Each of these virtualization-specific backup products as well as some of the more traditional enterprise backup applications, fully exploit the virtualized environment. They can now back up data at a changed block level and many can do some form of recovery in place where virtual machines (VMs) are launched directly on the backup device.
Randomized backups
Changed Block Tracking (CBT) changes the way data is streamed to the backup appliance. After the initial backup is stored on the backup appliance, only the blocks of the VM that have changed since the last backup are sent to the appliance.
This dramatically reduces the size of the transfer and enables much more frequent backups, potentially hourly instead of nightly.
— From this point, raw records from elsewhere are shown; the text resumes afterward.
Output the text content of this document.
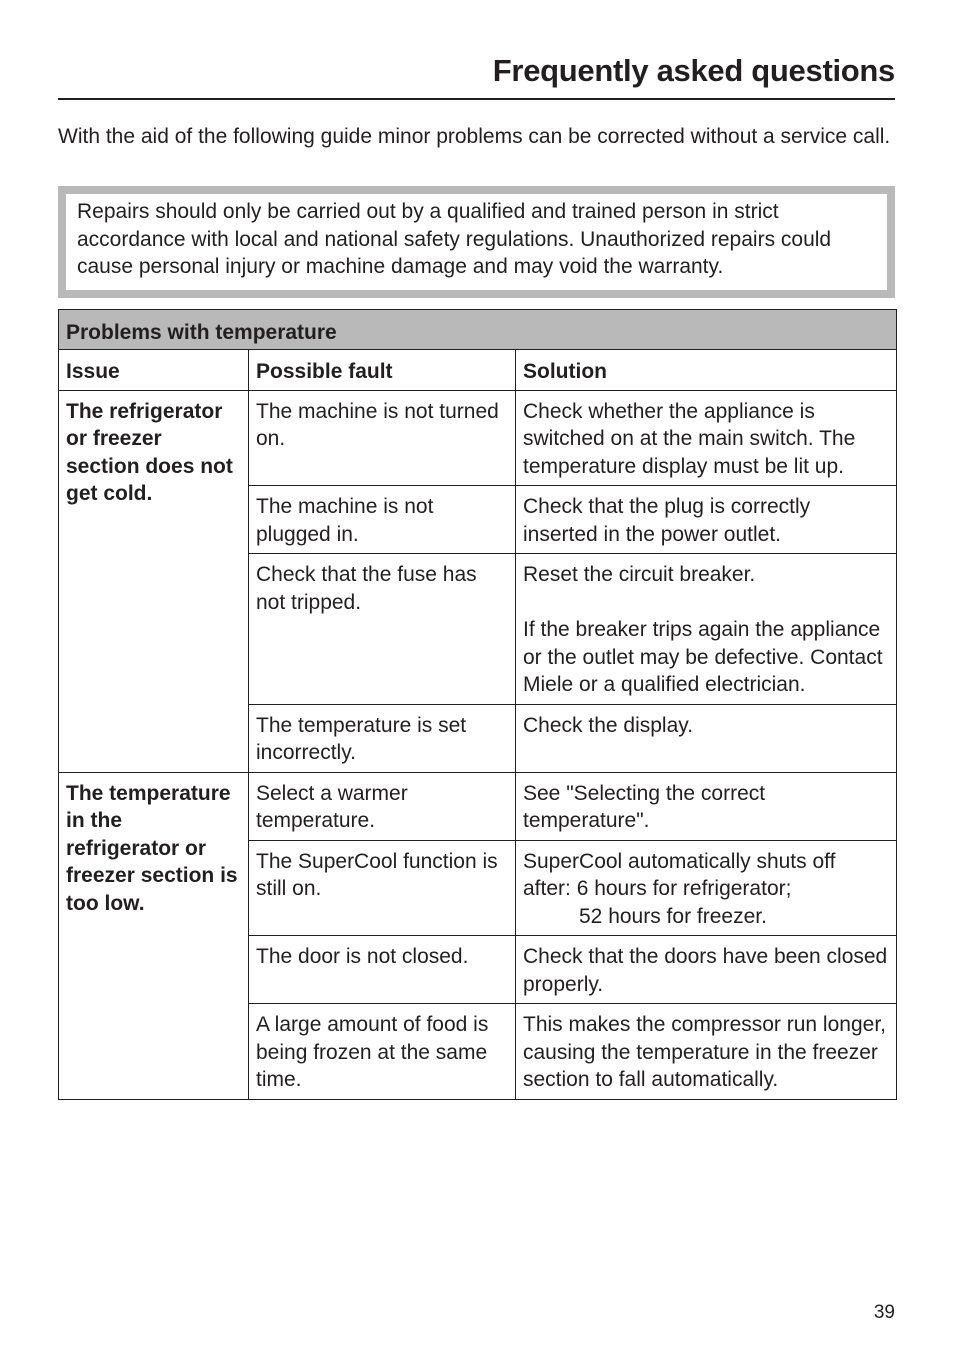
Frequently asked questions

With the aid of the following guide minor problems can be corrected without a service call.

Repairs should only be carried out by a qualified and trained person in strict accordance with local and national safety regulations. Unauthorized repairs could cause personal injury or machine damage and may void the warranty.

Problems with temperature		
Issue	Possible fault	Solution
The refrigerator or freezer section does not get cold.	The machine is not turned on.	Check whether the appliance is switched on at the main switch. The temperature display must be lit up.
	The machine is not plugged in.	Check that the plug is correctly inserted in the power outlet.
	Check that the fuse has not tripped.	Reset the circuit breaker.
If the breaker trips again the appliance or the outlet may be defective. Contact Miele or a qualified electrician.
	The temperature is set incorrectly.	Check the display.
The temperature in the refrigerator or freezer section is too low.	Select a warmer temperature.	See "Selecting the correct temperature".
	The SuperCool function is still on.	SuperCool automatically shuts off after: 6 hours for refrigerator;
52 hours for freezer.

	The door is not closed.	Check that the doors have been closed properly.
	A large amount of food is being frozen at the same time.	This makes the compressor run longer, causing the temperature in the freezer section to fall automatically.
39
Instead of a single, once per night, sequential data transfer, backup is now a continuous, randomized backup stream. With small I/O coming from the dozens, if not hundreds, of VMs in the environment, the way the backup appliance receives data need to change.
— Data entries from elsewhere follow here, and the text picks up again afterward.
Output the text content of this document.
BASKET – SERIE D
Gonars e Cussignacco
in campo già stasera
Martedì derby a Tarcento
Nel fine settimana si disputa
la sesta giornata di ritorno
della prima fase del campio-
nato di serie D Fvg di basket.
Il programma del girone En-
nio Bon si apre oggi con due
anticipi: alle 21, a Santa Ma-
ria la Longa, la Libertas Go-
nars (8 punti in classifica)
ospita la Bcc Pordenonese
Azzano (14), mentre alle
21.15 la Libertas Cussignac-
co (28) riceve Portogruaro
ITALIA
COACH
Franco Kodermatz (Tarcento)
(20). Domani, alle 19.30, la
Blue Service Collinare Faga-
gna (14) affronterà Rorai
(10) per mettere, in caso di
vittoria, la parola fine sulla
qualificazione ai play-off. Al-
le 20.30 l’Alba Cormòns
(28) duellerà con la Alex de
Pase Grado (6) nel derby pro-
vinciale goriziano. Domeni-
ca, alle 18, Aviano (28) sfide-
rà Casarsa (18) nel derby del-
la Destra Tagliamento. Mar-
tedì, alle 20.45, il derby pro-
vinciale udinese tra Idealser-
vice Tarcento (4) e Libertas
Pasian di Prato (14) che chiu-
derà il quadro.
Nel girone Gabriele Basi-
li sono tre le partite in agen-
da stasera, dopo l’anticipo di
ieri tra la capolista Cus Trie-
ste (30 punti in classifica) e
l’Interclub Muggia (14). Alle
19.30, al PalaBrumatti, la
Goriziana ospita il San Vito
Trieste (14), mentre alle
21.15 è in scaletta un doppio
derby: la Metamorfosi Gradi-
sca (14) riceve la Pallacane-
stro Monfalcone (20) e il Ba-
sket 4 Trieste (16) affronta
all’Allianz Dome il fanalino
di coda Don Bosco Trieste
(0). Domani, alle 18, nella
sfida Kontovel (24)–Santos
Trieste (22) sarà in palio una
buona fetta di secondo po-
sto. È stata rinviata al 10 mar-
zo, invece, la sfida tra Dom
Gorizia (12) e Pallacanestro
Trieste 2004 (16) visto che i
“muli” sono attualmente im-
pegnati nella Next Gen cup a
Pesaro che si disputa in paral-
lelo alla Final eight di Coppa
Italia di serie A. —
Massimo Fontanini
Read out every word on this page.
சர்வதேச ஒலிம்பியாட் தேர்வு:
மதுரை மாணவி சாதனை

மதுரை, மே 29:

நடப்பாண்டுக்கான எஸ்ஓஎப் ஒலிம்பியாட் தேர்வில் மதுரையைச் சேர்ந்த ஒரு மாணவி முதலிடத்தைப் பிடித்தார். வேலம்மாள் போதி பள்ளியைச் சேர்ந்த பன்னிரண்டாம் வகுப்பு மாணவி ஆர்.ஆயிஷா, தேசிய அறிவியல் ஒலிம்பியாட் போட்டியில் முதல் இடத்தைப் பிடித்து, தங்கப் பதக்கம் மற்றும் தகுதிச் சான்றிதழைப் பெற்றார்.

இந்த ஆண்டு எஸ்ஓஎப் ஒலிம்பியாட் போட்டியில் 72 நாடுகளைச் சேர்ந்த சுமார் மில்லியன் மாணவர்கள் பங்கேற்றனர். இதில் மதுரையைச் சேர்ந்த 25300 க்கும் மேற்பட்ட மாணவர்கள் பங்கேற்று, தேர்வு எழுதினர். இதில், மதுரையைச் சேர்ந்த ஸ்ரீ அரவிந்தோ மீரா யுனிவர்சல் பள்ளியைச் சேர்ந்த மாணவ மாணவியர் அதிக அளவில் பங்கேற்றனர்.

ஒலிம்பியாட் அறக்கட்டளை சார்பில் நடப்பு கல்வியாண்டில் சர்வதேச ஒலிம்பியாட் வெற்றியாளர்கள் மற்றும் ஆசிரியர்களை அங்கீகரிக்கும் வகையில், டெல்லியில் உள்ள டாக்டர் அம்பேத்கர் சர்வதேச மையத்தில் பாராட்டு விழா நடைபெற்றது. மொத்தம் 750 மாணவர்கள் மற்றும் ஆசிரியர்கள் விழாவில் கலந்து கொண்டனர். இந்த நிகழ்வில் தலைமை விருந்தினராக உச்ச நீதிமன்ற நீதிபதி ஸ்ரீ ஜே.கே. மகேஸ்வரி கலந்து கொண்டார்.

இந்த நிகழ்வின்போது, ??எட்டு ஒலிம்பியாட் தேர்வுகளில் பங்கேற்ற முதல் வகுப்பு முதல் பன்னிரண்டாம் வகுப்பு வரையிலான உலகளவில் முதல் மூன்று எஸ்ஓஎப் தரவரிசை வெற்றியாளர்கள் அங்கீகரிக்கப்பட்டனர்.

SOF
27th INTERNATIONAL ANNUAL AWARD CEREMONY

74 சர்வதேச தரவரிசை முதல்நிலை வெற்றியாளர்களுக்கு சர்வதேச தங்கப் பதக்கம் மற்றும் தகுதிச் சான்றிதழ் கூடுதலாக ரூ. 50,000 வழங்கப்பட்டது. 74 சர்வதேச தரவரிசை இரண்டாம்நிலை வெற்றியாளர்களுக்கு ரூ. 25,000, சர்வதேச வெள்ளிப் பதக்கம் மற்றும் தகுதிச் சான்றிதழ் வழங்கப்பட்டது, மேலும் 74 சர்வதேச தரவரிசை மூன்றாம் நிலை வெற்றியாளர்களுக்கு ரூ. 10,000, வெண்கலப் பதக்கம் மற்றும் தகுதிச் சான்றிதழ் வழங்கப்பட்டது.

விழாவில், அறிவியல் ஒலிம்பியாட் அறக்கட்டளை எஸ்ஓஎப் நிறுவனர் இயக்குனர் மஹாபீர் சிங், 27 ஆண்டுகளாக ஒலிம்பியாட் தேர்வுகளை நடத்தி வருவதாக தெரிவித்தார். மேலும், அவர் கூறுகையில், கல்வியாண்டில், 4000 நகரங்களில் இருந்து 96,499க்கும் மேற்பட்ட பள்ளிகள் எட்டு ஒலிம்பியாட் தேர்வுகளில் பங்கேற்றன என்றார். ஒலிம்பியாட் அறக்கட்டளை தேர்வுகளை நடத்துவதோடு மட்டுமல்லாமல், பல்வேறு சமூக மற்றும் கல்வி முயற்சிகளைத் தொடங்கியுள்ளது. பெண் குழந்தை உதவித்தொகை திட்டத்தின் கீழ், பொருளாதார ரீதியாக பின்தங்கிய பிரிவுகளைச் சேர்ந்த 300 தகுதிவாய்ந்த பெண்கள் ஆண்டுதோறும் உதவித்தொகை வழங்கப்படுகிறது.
Performance-oriented restores
Virtualization-specific backup solutions also change the way data recovery works as an increasing number of these products have the ability to instantiate the VM directly on the backup device by mapping a drive back to the original host. This eliminates the need to transfer data across the network during a recovery and allows for a VM to come back online rapidly.
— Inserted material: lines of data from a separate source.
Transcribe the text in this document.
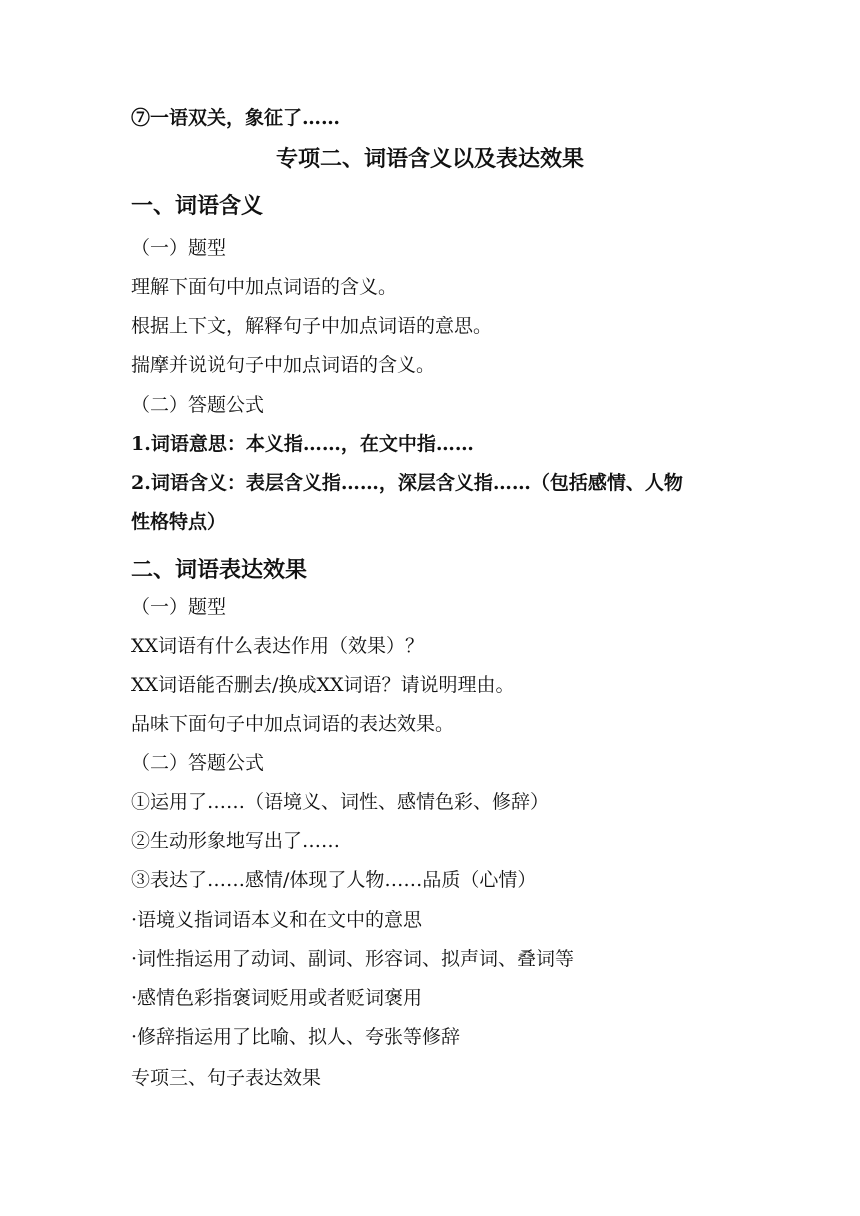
⑦一语双关，象征了……
专项二、词语含义以及表达效果
一、词语含义
（一）题型
理解下面句中加点词语的含义。
根据上下文，解释句子中加点词语的意思。
揣摩并说说句子中加点词语的含义。
（二）答题公式
1.词语意思：本义指……，在文中指……
2.词语含义：表层含义指……，深层含义指……（包括感情、人物
性格特点）
二、词语表达效果
（一）题型
XX词语有什么表达作用（效果）？
XX词语能否删去/换成XX词语？请说明理由。
品味下面句子中加点词语的表达效果。
（二）答题公式
①运用了……（语境义、词性、感情色彩、修辞）
②生动形象地写出了……
③表达了……感情/体现了人物……品质（心情）
·语境义指词语本义和在文中的意思
·词性指运用了动词、副词、形容词、拟声词、叠词等
·感情色彩指褒词贬用或者贬词褒用
·修辞指运用了比喻、拟人、夸张等修辞
专项三、句子表达效果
The disk backup appliance gap
While both CBT and Recovery In Place are valuable features, they expose shortcomings in disk backup appliances. The features that disk backup appliances leverage to drive down cost -- deduplication, compression, and high-capacity drives -- are not suitable for the continuous, randomized I/O that CBT creates. These appliances also aren't suitable to launch VMs in place as duplication and compression begin to get in the way of the recovered VM that is now running in production form on the actual appliance.
Changes needed
Disk backup appliances must adapt to this new reality. First, they need to be able to receive a smaller but more continuous stream of I/O. Second, they need to be able to host VM stores for a period of time while delivering acceptable performance. Both of these goals can be accomplished if backup appliances started to integrate a very small tier of solid-state disk.
At the same time, backup appliances still need to be able to be more cost effective than the primary storage systems they are backing up. The problem here is the old tricks of deduplication and compression may not help as much, since CBT eliminates a lot of the redundancy that backup appliances used to count on for effective cost per GB. Additionally, deduping a live VM may impact performance. Instead, these systems need drive down the hard cost of capacity by using off-the-shelf disk drives and more efficient RAID algorithms.
A modernized disk backup appliance should enable and extend features like CBT and deduplication. The key is to deliver this performance while continuing to drive down cost.